Regisseur Andreas Beck hat zwar die Geschichte behalten, aber die Grundaussage verändert. Nestroy und Offenbach parodierten Mitte des 19. Jahrhunderts in den menschenfressenden Indianern die Mächtigen ihrer Zeit.
"Heutzutage muss man sich nicht mehr über Politiker lustig machen. Die machen sich schon alleine zum Clown, und da muss man nicht mehr drüber nachdenken. Uns ging es eher darum: Kann man heute leben, indem man Fleisch isst und Alkohol trinkt und raucht und sich nicht politisch korrekt verhält?"
"Wie Georg Simmel in der 'Hauptfrage der Philosophie' geschrieben hat, dass es hauptsächlich darum geht, voraussetzungsfrei zu denken und dass man nicht alles durch eine Brille sieht. Dass man irgendwie wenn man sich mal satt essen will sich ein Stück Fleisch nimmt. Man denkt immer mit, dass es gesünder ist, einen Salat zu essen. Aber ideologisch so einen einseitigen Weg zu gehen und zu sagen, ich bin beispielsweise vegan, oder ich habe diese und jene Ideologie, wo ich mein ganzes Leben nach ausrichte, das finde ich nicht schön."
"Ich rieche, rieche Menschenfleisch..."
Schauspieler tragen bunte Trashklamotten
Punk bedeutet Freiheit. Freiheit für den Männerbauch zum Beispiel. Wolfgang Wendlands T-Shirt ist zu kurz und bedeckt die fulminante Wampe nur zum Teil. Die anderen Bandmitglieder tragen kurze Hosen. An Indianer erinnert überhaupt nichts auf der Bühne. Eine Landschaft aus Bierkästen ist darauf aufgebaut, eine Leuchtschrift am Rand zeigt den Namen "Bier-Galerie". Eine Anspielung auf die "Thier-Galerie", die neue, schicke Shopping-Mall direkt neben dem Theater. Die Schauspieler tragen bunte Trashklamotten, die aussehen, als hätte man sie aus den hintersten Ecken des Fundus gekratzt. Im Dialog der beiden Häuptlinge erlebt man allerdings auch Theatermittel aus dem 19. Jahrhundert, wie das Beiseite-Sprechen.
"Beim letzten Mal hatte ja noch jeder von uns eine Frau. Irgendjemand muss sie mir geraubt haben. – Ich kenne den Unbekannten, er aber ahnt nichts. Auch meine wurde heimlicherweise entführt. – Natürlich von meinen Leuten, und er hat keinen Dunst davon. – In anderen Leuten werden ja auch Frauen entführt. Aber hier, in den Menschenfressergegenden, werden sie ja gleich gefressen."
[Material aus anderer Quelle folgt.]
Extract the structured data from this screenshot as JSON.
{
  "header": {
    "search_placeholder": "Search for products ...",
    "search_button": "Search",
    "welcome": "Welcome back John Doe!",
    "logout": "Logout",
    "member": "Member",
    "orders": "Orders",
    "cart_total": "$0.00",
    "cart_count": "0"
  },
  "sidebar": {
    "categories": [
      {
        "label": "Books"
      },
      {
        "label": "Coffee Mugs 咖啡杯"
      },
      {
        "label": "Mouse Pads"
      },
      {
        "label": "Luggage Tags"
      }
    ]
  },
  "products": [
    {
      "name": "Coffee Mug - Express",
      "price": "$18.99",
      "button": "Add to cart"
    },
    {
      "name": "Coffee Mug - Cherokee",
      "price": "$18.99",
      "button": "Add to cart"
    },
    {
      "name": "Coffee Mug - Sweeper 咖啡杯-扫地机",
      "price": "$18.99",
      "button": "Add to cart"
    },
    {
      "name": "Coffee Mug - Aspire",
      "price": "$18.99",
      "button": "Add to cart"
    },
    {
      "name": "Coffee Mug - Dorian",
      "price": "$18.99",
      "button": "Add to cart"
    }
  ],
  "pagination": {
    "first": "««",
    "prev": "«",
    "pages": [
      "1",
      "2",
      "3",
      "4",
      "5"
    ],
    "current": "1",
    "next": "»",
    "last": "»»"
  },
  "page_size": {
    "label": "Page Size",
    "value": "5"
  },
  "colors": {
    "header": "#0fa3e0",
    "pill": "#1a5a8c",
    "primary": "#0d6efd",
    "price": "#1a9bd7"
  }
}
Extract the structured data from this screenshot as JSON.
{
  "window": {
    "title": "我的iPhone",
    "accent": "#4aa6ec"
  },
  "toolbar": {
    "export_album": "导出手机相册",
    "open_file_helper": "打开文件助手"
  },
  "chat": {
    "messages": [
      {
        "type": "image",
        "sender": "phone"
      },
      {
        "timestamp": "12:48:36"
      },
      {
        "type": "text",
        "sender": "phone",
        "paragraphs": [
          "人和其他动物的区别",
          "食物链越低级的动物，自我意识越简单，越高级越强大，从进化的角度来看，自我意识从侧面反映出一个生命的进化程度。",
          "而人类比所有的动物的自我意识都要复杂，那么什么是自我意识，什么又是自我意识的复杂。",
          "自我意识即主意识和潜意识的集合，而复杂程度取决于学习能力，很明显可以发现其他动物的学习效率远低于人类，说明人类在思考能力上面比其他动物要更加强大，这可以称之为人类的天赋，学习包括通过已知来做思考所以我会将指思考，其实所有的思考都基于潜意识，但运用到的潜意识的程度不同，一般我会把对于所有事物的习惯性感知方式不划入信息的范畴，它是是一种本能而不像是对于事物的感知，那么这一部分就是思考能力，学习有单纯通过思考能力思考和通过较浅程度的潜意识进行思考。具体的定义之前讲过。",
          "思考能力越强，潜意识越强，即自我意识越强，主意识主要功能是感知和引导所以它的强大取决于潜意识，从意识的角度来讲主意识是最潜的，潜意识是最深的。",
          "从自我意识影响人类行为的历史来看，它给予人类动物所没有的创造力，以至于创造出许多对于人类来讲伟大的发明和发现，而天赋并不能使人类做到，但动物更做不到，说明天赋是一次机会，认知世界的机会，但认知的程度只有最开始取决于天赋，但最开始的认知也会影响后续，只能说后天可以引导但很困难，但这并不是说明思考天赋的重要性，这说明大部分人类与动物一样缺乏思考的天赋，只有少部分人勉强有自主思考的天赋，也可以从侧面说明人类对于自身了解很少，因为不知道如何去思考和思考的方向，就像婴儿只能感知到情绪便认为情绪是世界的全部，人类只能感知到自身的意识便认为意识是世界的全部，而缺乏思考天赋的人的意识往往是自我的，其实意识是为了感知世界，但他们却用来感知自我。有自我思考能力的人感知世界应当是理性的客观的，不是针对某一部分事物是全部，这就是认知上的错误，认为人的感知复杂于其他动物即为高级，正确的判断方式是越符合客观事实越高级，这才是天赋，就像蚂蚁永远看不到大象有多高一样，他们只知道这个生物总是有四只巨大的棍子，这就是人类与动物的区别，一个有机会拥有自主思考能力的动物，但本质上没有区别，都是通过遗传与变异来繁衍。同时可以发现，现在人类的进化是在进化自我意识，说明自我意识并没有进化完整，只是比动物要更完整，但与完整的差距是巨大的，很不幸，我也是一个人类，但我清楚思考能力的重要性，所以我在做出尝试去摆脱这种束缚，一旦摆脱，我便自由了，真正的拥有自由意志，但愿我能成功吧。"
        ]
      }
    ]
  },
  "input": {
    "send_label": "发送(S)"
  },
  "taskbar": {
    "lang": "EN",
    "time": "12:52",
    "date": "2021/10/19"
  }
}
Einmal spielen die Kassierer sogar eine Melodie von Jacques Offenbach, den Cancan aus der Operette „Orpheus in der Unterwelt". Wer die ekstatischen Performances in ihren Konzerten kennt, die Orgien aus Rhythmus, Nacktheit und zermatschten Nahrungsmitteln, wird auch im Theater Dortmund nicht enttäuscht. Das Festmahl ist eine hübsche Sauerei mit Knochen, Nudeln und viel Tomatensoße. Und am Ende fallen die Männerhosen. Dennoch wirkt die Show auf der Probe keinesfalls schockierend, sondern verspielt, durchgeknallt und fröhlich. Mit dem Begriff Operette mag mancher Besucher seine Schwierigkeiten haben, aber völlig falsch wirkt diese Gattungsbezeichnung nicht. Wolfgang Wendland:
"Und insofern, dass ja Punk überwiegend ja auch Sachen sind, die man mitsingen kann, ist es der Operette ähnlicher als der Oper oder dem Musical."